The next morning I woke up at 5AM (who does that at a retreat?!!!). Since it seemed everyone else at Camp was still asleep, I walked to a lovely prayer room in the middle of the woods that overlooks a peaceful lake. I started the fireplace, pulled up a chair, opened my Bible and began to cry….”God, I thought Shame and Guilt had moved away, and Fear only comes around here and there. Lord, I can’t believe how big Loneliness appears and seeing Overlooked added a fresh layer of hurt. Although Judgement and Not Good Enough show up regularly to all the places I go, I’ve been more purposeful about turning way when I see them coming. Hopelessness seems to leave for good and then just shows up again!…well, I can tell You this, both Doubt and Hopelessness may have packed for the whole weekend, but they can just go home now! ” After my rant, I decided I should let God speak. I found my Father faithful, in fact He had planned this day’s readings weeks ago when I had decided to read three chapters of Psalms each day. He was talking to me through Psalms 25-27 and it was very pertinent. I especially appreciated Psalms 27:3, 7&8:
” Though an army may encamp against me, my heart shall not fear… hear, O Lord, when I cry with my voice! Have mercy also upon me, and answer me. When You said, Seek My face my heart said to You, Your face, Lord, I will seek.”

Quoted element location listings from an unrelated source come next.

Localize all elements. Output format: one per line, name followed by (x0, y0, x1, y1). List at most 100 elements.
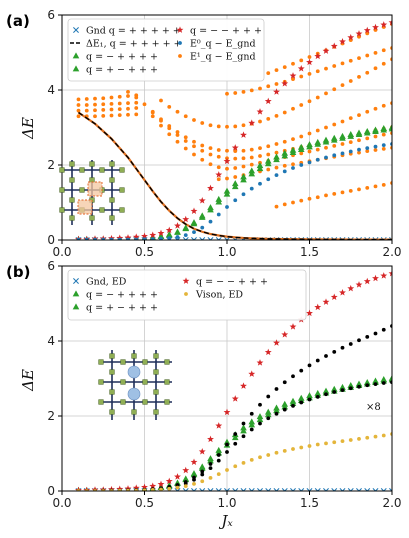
data-point-e1 (365, 185, 370, 190)
data-point (157, 480, 165, 488)
data-point-e1 (274, 82, 279, 86)
data-point (282, 380, 287, 385)
series-line-delta-e1 (78, 111, 392, 240)
data-point (258, 181, 262, 186)
data-point (207, 184, 214, 192)
data-point-e1 (299, 74, 304, 79)
legend-label: Gnd q = + + + + + (86, 26, 181, 37)
data-point-e1 (117, 101, 122, 106)
data-point-e1 (324, 66, 328, 71)
data-point (248, 170, 256, 177)
lattice-site (120, 399, 126, 405)
data-point-e1 (348, 140, 353, 145)
data-point (182, 466, 190, 474)
data-point (200, 472, 205, 477)
data-point (299, 163, 304, 167)
data-point-e1 (101, 96, 106, 101)
lattice-site (59, 167, 65, 173)
data-point (266, 394, 271, 399)
data-point (159, 487, 163, 491)
data-point (116, 485, 124, 491)
data-point (126, 488, 130, 491)
lattice-site (164, 359, 170, 365)
legend-swatch (73, 278, 79, 284)
data-point-e1 (76, 103, 81, 107)
marks-a (75, 18, 392, 240)
data-point (381, 327, 386, 332)
legend-label: Gnd, ED (86, 277, 127, 288)
data-point (182, 488, 189, 491)
data-point-e1 (373, 66, 378, 71)
y-tick-label: 6 (47, 8, 55, 22)
data-point-e1 (266, 167, 271, 172)
data-point-e1 (175, 130, 180, 134)
data-point (372, 128, 379, 135)
data-point-e1 (266, 71, 271, 76)
lattice-site (69, 177, 75, 183)
excitation-box-upper (87, 181, 103, 197)
data-point-e1 (159, 118, 163, 123)
data-point (265, 488, 272, 491)
data-point (216, 472, 221, 477)
data-point (315, 394, 320, 399)
data-point-e1 (216, 154, 221, 159)
data-point (372, 237, 379, 240)
data-point (134, 488, 139, 491)
lattice-site (59, 187, 65, 193)
data-point-e1 (225, 166, 229, 171)
data-point (208, 466, 213, 471)
data-point-e1 (167, 132, 172, 137)
data-point (297, 397, 305, 404)
data-point-e1 (84, 103, 89, 107)
data-point-e1 (266, 152, 271, 157)
data-point-e1 (233, 175, 238, 179)
data-point (200, 469, 205, 474)
data-point-e1 (299, 134, 304, 139)
data-point (299, 445, 304, 450)
data-point-e1 (291, 61, 295, 66)
data-point (183, 484, 188, 489)
data-point (281, 152, 289, 159)
data-point-e1 (274, 165, 279, 170)
data-point (274, 450, 279, 455)
data-point (315, 358, 320, 363)
data-point (380, 237, 387, 240)
data-point (388, 18, 392, 26)
data-point-e1 (307, 99, 312, 104)
vison-marker-upper (127, 365, 141, 379)
data-point (356, 488, 362, 491)
data-point-e1 (357, 150, 361, 155)
legend-label: E¹_q − E_gnd (190, 52, 256, 63)
data-point-e1 (291, 137, 295, 142)
panel-b: 0.0 0.5 1.0 1.5 2.0 0 2 4 6 (b) ΔE Jₓ ×8 Gnd, ED… (6, 259, 402, 530)
data-point (388, 125, 392, 132)
data-point-e1 (233, 149, 238, 154)
data-point-e1 (233, 124, 238, 129)
data-point (132, 233, 140, 240)
data-point-e1 (365, 70, 370, 75)
data-point-e1 (332, 122, 337, 127)
data-point-e1 (192, 152, 196, 157)
x-tick-label: 1.5 (300, 245, 319, 259)
data-point (157, 233, 165, 240)
lattice-site (120, 379, 126, 385)
data-point (331, 488, 338, 491)
data-point-e1 (208, 123, 213, 128)
data-point-e1 (315, 128, 320, 133)
data-point-e1 (315, 95, 320, 100)
lattice-site (79, 187, 85, 193)
legend-swatch (72, 303, 80, 310)
data-point (142, 237, 147, 240)
data-point-e1 (225, 91, 229, 96)
data-point-e1 (340, 83, 345, 88)
legend-label: q = − + + + + (86, 52, 158, 63)
data-point (314, 303, 322, 311)
data-point-e1 (348, 188, 353, 193)
excitation-box-lower (77, 199, 93, 215)
data-point (225, 205, 229, 209)
data-point-e1 (381, 103, 386, 108)
data-point (240, 427, 247, 434)
data-point (332, 153, 337, 158)
data-point (365, 334, 370, 339)
data-point (207, 206, 214, 213)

Wherever my daughter and I went throughout the weekend, those old acquaintances followed, but my Father always went ahead of us and was found waiting for us. He met me in the morning Bible session and reminded me again to ‘turn my eyes toward Jesus’. He invited me to listen to Him during a workshop where I was reminded that I am ‘fearfully and wonderfully made” and when I’m discontent with who I am, who I wish I could be more like, it saddens the Holy Spirit, for He made me exactly the way that I am. He told me to ‘put my heart at ease…for this is what God PLANNED for me-for this weekend and for my life!’ In the evening Bible session He told me again that my sins are gone, I am forgiven! He also told me that when I start to get off course, He will arrange circumstances so that my focus/my aim will remain on Him. I can’t say the weekend ever became relaxing or comfortable, but I was made stronger by my Father each moment.

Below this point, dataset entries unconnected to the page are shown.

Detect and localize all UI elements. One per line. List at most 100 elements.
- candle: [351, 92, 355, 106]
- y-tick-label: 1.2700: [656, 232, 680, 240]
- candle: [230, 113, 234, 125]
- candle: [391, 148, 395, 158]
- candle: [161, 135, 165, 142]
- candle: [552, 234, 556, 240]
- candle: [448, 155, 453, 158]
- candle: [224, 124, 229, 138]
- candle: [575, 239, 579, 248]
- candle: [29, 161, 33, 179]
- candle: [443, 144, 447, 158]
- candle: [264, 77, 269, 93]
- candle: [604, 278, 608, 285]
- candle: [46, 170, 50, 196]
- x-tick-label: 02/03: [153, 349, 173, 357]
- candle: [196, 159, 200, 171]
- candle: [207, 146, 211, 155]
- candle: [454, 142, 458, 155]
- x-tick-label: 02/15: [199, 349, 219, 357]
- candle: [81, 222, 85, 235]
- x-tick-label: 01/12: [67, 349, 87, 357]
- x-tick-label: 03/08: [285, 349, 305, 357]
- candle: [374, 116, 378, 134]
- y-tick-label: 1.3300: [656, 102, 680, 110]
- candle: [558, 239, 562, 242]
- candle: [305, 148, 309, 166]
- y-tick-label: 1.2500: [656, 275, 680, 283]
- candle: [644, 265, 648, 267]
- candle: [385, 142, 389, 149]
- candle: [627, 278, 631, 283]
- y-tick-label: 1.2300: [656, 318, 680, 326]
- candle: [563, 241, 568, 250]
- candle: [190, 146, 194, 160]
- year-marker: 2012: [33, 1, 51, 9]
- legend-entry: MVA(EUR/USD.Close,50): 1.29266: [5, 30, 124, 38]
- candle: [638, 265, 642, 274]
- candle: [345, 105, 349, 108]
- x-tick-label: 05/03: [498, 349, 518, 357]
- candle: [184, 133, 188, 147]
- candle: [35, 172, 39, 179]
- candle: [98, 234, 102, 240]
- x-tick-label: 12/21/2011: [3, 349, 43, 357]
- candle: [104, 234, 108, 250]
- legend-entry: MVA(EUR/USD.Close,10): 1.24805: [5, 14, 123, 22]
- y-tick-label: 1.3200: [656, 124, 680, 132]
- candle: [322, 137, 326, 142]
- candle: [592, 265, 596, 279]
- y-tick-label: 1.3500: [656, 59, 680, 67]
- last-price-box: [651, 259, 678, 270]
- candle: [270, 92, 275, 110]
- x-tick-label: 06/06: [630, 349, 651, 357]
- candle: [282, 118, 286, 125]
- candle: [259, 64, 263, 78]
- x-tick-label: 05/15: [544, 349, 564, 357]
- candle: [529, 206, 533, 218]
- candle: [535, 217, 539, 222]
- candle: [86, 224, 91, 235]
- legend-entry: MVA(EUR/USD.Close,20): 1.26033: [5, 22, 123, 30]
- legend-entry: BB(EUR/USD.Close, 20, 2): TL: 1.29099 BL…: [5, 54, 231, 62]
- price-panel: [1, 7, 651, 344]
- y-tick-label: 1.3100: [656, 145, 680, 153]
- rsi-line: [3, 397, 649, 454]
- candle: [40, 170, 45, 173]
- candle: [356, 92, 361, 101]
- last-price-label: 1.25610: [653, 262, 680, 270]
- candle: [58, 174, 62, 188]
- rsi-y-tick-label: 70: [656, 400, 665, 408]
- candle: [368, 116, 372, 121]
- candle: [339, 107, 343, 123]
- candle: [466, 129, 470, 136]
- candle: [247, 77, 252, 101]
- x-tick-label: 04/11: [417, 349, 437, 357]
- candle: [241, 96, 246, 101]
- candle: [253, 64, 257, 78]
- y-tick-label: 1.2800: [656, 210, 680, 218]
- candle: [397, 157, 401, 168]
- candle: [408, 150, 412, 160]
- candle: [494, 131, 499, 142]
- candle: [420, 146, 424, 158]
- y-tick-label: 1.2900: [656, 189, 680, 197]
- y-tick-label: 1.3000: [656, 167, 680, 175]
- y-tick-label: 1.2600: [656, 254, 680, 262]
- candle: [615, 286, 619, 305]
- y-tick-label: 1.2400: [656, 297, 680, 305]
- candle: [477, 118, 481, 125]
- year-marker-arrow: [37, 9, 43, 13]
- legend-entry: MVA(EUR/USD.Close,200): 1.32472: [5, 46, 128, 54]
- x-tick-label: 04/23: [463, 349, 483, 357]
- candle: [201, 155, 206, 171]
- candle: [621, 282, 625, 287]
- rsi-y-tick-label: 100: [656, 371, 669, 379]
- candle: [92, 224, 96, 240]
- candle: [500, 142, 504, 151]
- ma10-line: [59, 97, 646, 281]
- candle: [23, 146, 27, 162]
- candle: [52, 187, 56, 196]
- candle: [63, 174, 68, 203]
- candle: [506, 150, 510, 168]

By the end of the session on Sunday, I was pretty tired and I asked Anna if she would mind if we skipped breakfast and just headed home. She said that was fine and then took the opportunity to remind me that we’d be passing Culver’s at some point. But even the trip home was anointed, because I was able to hear a sermon by Irwin Lutzer from Moody Church on Psalms 23 that essentially encapsulated what God took me through during the weekend. Lutzer explained that the Valley of the Shadow of Death is a real valley in Israel that is harsh and difficult and many have not survived it, but shepherds would take their sheep through it in order to bring them to higher, more fertile ground. And even more… sheep being timid creatures wouldn’t want to venture through it, so a Shepherd would sometimes carry a lamb on his shoulders so that the mother of the lamb would feel compelled to follow, which would then cause more of the flock to follow her. If it weren’t for my daughter wanting to go to camp, I would have had no reason to go. Isn’t that precious?! That just makes me cry all over again. By the time the sermon was done, I felt fully loved by God. I’m sure my daughter thinks ‘Mom has lost it!’ because I just let the tears flow, but I was able to explain to her that God was talking to me and when He does, I often cry. It was also a rare opportunity to show her my vulnerability so that she feels free to do the same.

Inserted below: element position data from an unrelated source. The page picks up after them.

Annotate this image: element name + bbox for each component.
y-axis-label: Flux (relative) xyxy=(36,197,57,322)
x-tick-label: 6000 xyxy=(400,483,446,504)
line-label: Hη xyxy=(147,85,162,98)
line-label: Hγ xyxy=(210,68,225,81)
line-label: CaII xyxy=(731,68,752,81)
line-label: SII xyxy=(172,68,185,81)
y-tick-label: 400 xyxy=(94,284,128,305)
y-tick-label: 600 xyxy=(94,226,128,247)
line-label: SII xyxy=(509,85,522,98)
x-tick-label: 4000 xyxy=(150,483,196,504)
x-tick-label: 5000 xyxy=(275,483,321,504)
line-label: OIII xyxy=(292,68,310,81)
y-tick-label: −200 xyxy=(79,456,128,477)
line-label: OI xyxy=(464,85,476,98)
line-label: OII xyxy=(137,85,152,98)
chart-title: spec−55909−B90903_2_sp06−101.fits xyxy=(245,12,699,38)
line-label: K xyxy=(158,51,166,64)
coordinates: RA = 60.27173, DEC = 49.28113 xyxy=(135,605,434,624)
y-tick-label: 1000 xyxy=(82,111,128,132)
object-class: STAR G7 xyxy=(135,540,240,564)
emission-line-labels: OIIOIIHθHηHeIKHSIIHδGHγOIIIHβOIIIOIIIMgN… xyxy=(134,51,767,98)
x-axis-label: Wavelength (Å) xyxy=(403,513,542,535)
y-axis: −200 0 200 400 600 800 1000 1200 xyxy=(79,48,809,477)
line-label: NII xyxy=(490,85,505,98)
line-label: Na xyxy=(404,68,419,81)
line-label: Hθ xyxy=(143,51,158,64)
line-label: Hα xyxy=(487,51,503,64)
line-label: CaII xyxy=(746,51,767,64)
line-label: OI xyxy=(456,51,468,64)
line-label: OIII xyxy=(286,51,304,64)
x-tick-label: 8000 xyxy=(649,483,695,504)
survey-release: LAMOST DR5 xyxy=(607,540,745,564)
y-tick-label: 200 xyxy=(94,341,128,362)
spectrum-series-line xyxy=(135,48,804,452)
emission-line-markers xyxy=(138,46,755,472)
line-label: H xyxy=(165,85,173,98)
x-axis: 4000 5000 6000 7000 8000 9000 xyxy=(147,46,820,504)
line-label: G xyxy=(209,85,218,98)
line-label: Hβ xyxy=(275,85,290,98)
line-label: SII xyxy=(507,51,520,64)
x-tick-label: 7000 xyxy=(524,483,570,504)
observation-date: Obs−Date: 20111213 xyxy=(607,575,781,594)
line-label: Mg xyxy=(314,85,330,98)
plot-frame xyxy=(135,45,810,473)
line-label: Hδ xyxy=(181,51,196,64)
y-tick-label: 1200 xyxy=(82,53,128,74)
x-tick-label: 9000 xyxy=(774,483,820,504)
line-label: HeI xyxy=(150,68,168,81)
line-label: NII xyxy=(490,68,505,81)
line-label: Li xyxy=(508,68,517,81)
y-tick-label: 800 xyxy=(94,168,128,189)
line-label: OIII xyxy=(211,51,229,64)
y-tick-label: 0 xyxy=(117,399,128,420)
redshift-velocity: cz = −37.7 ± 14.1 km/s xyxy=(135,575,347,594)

To bring this experience around full circle, while listening to Lutzer I happened to remember that my Bible reading for Friday morning, the day on which we left for the retreat, had included Psalm 23 (because as I said previously, I have been reading 3 chapters in Psalms a day, and Friday’s was chapters 22-24.) I remember reading chapter 23, but it came across more as poetry and not personally impactful; little did I understand on Friday morning that God was preparing me.
Thank you God for being so faithful. Thank you for planning my days so specifically and purposefully. You are so good. Amen.